If you’re a sonic “fiddler,” meaning you try anything to get it right before Record, then this is your preamp. The features are no BS. Each one is solidly designed and thought out. How they got all this into a 500 Series unit, that sounds good as well, is unbelievable. What you can believe is that you’ll love this unit on many varied types of inputs for years to come.
COMPANY: Sonic Farm
PROS: A sound tweaker’s dream. Great features and sound.
CONS: None found.
The Meris 440 first caught my eye because of its integrated guitar pedal effects loop option. I’ve been experimenting with integrating pedals into my +4dB workflow from Pro Tools for other reviews in Mix, and I thought that the Meris 440 was brilliant. The main features of this well-made preamp include up to 60 dB of gain provided by a large input gain knob and a second output knob, both completely variable. The output trim (-27 dB to +12 dB) happens before the output transformer to preserve its secondary impedance. Other features include a 12dB per octave HPF starting at 80 or 200 Hz, 3dB of high-shelf boost at 4 or 7 kHz, a -20dB pad, polarity, and illuminated phantom power switch. As with the Silkworm, there are Cinemag transformers at the input and output, but unlike the Silkworm, the output transformer is not switchable. The two TS jacks at the bottom of the unit are where the I/O happens for guitar pedals. The return jack doubles as a DI input—a nice touch.
I first used the 440 for a range of applications where the guitar pedal I/O wasn’t needed. Not engaging this gave me a chance to first see what it could do as a preamp alone. It is a standout. When used to record bass, kick, snare, acoustic guitar and percussion, the Meris 440 sounded excellent. The HPF is well centered at 80 and 200 Hz—I tried both when recording acoustic guitar, settling on 80 Hz. I’m always swearing at those who choose 100 Hz as a starting point, as it takes out too much of the good tone.
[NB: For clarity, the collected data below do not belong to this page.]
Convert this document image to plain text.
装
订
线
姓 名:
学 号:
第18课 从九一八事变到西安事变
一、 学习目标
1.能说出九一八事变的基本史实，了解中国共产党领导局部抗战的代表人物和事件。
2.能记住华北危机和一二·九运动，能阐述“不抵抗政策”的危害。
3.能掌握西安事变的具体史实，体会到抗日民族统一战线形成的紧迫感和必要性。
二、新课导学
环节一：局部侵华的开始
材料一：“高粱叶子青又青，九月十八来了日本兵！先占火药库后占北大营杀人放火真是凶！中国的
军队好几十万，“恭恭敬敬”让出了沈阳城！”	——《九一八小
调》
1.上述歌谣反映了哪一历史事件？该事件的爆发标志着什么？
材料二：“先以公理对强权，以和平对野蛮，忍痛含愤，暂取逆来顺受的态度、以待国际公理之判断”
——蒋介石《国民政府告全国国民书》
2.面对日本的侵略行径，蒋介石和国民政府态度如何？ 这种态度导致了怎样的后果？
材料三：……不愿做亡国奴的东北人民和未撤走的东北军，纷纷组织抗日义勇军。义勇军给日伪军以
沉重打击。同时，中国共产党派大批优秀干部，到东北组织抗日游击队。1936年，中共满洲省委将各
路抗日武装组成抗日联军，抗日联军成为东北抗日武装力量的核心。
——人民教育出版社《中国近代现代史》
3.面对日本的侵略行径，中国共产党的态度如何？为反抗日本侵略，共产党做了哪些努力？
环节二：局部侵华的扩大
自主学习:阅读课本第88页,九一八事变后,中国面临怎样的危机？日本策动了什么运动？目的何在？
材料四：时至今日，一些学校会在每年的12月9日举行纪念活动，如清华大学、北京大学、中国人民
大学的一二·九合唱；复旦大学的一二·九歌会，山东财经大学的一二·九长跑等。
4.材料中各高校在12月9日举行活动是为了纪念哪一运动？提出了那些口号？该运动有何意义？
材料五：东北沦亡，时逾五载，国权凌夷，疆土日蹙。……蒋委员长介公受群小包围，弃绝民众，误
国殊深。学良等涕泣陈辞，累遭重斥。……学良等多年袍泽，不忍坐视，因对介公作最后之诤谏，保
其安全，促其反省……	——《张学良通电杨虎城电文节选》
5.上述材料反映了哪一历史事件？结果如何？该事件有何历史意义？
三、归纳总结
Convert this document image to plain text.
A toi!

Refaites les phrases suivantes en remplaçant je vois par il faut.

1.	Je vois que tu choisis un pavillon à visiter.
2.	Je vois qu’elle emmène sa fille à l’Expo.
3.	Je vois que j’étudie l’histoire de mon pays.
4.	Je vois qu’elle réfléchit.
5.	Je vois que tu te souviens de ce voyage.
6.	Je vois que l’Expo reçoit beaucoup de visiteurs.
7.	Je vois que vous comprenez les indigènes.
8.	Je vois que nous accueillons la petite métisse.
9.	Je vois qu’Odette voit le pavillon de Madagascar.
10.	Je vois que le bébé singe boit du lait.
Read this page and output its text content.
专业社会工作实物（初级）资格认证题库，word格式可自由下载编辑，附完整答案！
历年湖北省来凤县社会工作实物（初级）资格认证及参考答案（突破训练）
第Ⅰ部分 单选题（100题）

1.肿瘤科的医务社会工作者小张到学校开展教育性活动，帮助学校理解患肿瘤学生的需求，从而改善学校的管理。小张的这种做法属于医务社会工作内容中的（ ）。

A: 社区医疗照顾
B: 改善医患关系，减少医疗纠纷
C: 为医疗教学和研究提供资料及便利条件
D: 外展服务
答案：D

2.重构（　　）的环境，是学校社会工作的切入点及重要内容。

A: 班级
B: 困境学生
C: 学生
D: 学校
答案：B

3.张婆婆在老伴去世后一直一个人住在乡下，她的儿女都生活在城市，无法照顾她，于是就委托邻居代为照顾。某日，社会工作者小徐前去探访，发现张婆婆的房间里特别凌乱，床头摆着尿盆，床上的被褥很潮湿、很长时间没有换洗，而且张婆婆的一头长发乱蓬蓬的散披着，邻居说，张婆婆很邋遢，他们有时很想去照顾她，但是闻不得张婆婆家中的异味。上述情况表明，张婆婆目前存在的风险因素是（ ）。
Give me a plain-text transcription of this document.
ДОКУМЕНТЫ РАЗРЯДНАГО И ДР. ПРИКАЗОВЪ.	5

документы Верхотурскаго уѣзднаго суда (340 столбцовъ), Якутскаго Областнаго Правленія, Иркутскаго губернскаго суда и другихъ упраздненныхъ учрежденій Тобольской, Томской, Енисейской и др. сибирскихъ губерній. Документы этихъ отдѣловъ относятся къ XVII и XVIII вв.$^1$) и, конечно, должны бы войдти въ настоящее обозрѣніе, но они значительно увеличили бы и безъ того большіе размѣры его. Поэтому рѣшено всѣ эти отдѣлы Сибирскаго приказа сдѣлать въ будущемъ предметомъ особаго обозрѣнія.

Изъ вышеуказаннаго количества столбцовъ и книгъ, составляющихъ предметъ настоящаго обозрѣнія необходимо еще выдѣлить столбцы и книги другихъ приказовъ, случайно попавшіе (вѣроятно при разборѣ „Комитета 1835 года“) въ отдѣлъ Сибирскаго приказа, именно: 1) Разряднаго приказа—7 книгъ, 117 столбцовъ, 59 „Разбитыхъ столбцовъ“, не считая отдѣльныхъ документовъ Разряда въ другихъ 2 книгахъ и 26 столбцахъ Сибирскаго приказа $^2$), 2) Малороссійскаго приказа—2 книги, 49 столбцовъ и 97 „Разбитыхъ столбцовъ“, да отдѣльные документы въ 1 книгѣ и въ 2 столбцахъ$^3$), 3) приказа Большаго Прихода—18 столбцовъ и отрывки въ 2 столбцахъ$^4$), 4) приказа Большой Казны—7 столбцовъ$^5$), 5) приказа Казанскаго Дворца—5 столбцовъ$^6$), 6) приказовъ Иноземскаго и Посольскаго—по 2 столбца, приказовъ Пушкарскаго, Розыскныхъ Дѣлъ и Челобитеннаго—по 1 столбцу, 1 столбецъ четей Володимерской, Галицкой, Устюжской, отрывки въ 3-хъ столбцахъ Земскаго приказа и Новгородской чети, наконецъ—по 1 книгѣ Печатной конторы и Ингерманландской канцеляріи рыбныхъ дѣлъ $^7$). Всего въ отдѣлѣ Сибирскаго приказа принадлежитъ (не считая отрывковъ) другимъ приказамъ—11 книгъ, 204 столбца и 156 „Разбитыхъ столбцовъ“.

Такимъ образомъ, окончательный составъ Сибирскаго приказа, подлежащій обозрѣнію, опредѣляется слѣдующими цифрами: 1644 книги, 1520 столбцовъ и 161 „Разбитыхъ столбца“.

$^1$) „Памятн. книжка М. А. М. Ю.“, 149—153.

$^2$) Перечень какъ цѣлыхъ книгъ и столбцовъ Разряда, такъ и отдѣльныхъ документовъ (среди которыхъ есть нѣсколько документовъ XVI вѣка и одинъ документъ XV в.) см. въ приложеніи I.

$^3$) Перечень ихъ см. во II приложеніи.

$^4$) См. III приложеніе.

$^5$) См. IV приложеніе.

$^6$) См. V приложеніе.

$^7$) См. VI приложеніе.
Next, I used an Earthquaker Devices Hoof fuzz pedal patched across the input of a bass amp miked with a U 47 FET microphone. The clean DI input recorded through another preamp married nicely with the 440’s fuzzed-out input. It was nice to have the pedal in the control room as the bass player was in another room. I could see this unit sitting nicely in the home studio rack of a guitar player who wants to keep his pedals on the desktop with short cable runs. Having the plugs at the front of the preamp is an excellent idea.
Another great feature is to use the 440 as a re-pedaler from your DAW. Set the unit to unity gain by setting the -20dB pad to on, the gain knob completely anti-clockwise, and the output knob to 10 o’clock. Send your DAW track to the input of the unit and use the Send/Return jacks to go to your favorite pedal. The affected output of the 440 can then be re-recorded back to your DAW on a fresh track.
The only item on my wish list would be that the +3dB boost would be centered closer to 2 kHz, which for me is the money frequency for guitars. That said, if you’re on a budget and want a great preamp with some solid extras, including the ability to quickly add guitar pedals to your workflow when recording or mixing, this is your best buy.
PROS: Affordable, great sound, solid build, versatile effects loop and DI.
CONS: No line input for re-amping guitar effects from your DAW.
Kevin Becka is Mix’s technical editor.